Kleinere klassen lijken een goede manier om de betrokkenheid van leerlingen te vergroten en daarmee de kans op probleemgedrag te verkleinen. Wanneer een leerling meer betrokkenheid voelt zal deze leerling zich positiever en minder probleemgedrag vertonen, blijkt uit een review-onderzoek naar de effecten van klassengrootte (Finn et al, 2003). Al met al lijken kleine klassen te zorgen voor een afname van probleem- en verstorend gedrag en een rustige sfeer in de klas te bevorderen.
Extra begeleiding is effectief, indien gegeven door groepsleerkrachten
Een goede manier om leerlingen met probleemgedrag of speciale onderwijsbehoeften in een reguliere klas op te nemen is extra ondersteuning in de klas, al maakt het wel verschil door wie deze ondersteuning wordt gegeven.

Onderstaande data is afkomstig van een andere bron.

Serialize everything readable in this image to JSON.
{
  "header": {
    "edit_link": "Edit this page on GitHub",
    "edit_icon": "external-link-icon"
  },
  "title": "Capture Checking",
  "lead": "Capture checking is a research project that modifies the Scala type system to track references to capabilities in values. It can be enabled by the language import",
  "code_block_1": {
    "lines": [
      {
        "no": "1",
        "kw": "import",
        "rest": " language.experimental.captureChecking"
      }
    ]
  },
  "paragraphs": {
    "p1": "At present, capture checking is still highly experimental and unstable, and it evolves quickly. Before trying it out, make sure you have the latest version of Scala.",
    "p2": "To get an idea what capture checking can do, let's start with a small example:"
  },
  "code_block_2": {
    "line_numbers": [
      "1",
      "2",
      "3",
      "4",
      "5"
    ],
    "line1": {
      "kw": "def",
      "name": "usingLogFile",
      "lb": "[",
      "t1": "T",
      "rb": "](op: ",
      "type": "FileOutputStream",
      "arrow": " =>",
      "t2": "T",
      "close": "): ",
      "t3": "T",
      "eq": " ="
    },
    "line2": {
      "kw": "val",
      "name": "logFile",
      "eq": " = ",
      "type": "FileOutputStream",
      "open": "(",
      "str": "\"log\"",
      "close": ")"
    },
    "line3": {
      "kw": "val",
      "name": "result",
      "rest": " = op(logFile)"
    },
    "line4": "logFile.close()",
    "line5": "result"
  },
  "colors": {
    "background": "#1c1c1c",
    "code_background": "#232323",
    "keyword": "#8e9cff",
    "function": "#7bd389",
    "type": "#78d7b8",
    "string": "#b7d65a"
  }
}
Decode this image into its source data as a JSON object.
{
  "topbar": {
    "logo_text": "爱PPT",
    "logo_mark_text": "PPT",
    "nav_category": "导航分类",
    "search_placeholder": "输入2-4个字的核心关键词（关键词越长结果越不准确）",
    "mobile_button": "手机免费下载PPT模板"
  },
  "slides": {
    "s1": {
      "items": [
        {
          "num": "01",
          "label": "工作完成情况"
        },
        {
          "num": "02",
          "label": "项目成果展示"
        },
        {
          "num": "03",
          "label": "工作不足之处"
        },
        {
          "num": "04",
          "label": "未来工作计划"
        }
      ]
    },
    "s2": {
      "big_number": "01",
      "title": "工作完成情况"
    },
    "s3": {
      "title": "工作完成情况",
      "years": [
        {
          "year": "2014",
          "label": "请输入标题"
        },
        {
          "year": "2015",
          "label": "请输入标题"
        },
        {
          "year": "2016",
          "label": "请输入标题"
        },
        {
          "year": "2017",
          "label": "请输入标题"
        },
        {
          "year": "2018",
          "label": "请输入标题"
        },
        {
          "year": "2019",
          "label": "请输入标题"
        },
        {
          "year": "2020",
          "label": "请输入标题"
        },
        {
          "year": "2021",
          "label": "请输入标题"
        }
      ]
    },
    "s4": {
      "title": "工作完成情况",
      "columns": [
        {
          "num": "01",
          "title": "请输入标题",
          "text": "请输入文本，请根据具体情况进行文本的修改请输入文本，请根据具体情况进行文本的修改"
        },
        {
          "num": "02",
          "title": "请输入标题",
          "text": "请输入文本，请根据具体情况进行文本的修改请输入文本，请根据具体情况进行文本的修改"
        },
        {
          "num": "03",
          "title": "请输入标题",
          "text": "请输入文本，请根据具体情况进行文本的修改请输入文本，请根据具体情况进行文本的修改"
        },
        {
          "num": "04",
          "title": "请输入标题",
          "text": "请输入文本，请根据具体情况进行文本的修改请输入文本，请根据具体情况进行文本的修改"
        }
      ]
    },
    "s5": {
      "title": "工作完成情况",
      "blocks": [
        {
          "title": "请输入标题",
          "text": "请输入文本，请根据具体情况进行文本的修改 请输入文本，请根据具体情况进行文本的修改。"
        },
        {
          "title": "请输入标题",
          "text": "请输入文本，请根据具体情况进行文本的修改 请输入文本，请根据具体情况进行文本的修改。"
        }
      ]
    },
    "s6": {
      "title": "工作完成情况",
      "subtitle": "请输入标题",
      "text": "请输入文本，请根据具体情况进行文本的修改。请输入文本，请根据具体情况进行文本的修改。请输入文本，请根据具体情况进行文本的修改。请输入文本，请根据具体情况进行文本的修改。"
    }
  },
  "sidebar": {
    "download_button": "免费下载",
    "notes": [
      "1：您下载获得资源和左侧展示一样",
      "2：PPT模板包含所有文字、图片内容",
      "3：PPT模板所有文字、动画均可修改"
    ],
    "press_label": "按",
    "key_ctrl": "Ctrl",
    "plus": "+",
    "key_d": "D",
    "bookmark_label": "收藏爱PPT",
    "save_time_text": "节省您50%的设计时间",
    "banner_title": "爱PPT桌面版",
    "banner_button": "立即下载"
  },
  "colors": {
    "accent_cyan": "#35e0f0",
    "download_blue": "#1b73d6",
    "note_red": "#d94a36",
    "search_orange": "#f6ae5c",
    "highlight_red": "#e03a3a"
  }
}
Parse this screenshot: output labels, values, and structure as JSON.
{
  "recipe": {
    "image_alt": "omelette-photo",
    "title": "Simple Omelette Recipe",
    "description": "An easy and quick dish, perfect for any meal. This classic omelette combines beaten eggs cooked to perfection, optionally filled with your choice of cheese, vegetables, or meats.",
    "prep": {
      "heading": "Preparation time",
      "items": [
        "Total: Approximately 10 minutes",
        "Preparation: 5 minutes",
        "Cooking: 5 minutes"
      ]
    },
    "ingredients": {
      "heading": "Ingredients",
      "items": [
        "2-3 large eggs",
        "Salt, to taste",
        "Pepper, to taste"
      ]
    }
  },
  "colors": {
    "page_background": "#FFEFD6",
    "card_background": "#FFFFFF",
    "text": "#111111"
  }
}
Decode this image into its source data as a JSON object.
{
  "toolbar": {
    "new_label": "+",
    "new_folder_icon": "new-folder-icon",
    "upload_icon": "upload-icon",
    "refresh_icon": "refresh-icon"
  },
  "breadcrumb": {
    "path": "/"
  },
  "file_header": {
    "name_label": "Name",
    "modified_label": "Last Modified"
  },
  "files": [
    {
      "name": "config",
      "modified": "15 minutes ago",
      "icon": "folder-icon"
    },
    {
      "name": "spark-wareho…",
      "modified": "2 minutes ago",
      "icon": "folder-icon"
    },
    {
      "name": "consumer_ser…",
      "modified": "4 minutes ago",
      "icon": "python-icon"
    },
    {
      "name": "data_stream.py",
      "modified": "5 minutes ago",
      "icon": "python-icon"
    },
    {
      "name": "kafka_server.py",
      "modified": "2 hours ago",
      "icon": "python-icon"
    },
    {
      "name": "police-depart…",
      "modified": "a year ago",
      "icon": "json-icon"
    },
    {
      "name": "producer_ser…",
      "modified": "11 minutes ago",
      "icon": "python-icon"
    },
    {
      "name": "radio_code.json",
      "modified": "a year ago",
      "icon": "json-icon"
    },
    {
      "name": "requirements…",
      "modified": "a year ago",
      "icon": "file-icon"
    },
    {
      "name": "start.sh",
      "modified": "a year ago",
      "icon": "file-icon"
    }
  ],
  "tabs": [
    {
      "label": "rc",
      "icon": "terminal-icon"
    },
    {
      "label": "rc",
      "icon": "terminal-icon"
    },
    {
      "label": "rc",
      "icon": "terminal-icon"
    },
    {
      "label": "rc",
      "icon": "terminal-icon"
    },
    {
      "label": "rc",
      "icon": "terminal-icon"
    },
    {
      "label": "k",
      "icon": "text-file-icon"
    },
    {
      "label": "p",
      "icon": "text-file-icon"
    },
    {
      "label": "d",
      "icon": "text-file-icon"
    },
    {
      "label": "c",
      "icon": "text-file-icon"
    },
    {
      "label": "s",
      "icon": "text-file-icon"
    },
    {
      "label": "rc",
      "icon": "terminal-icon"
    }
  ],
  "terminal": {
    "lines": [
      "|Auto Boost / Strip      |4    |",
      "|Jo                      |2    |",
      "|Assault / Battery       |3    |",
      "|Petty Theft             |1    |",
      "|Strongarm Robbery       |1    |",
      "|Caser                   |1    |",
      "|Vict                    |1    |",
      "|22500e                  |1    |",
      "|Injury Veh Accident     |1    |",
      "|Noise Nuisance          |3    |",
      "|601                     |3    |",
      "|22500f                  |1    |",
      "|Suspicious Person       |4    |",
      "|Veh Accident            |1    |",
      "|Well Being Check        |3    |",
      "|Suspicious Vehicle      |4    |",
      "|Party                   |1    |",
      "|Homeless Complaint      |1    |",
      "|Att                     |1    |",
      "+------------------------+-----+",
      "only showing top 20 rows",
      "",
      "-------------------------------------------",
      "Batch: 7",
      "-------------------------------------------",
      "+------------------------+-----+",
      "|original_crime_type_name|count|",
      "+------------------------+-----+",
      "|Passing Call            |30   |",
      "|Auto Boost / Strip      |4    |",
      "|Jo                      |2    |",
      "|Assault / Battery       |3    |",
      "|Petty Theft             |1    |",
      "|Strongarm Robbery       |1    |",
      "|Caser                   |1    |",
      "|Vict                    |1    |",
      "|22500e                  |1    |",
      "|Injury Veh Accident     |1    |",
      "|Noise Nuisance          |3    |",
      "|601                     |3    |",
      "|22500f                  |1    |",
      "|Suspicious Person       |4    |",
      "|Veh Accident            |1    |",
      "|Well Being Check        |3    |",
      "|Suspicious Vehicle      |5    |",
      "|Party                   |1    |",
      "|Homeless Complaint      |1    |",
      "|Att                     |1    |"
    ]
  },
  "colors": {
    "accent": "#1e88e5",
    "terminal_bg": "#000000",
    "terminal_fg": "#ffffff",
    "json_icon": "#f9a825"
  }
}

Vooral voor leerlingen met sociaal-emotionele en gedragsproblemen1 bestaat behoefte aan extra ondersteuning. Deze leerlingen vragen namelijk veel aandacht, vaak meer dan één leraar kan geven. Uit een tweejarig onderzoek in het Verenigd Koninkrijk blijkt dat onderwijsassistenten een belangrijke rol vervullen, met name bij de begeleiding van leerlingen met extra onderwijsbehoeften of gedragsproblemen (Groom & Rose, 2005).
Daarnaast blijkt uit Brits onderzoek dat leerlingen met extra ondersteuningsbehoeften2 meer interactie zoeken met de onderwijsassistent. Vergeleken met leeftijdsgenootjes zonder ondersteuningsbehoeften hebben ze meer interactie met de onderwijsassistent en minder met de leraar en met hun klasgenoten (Blatchford & Webster, 2018).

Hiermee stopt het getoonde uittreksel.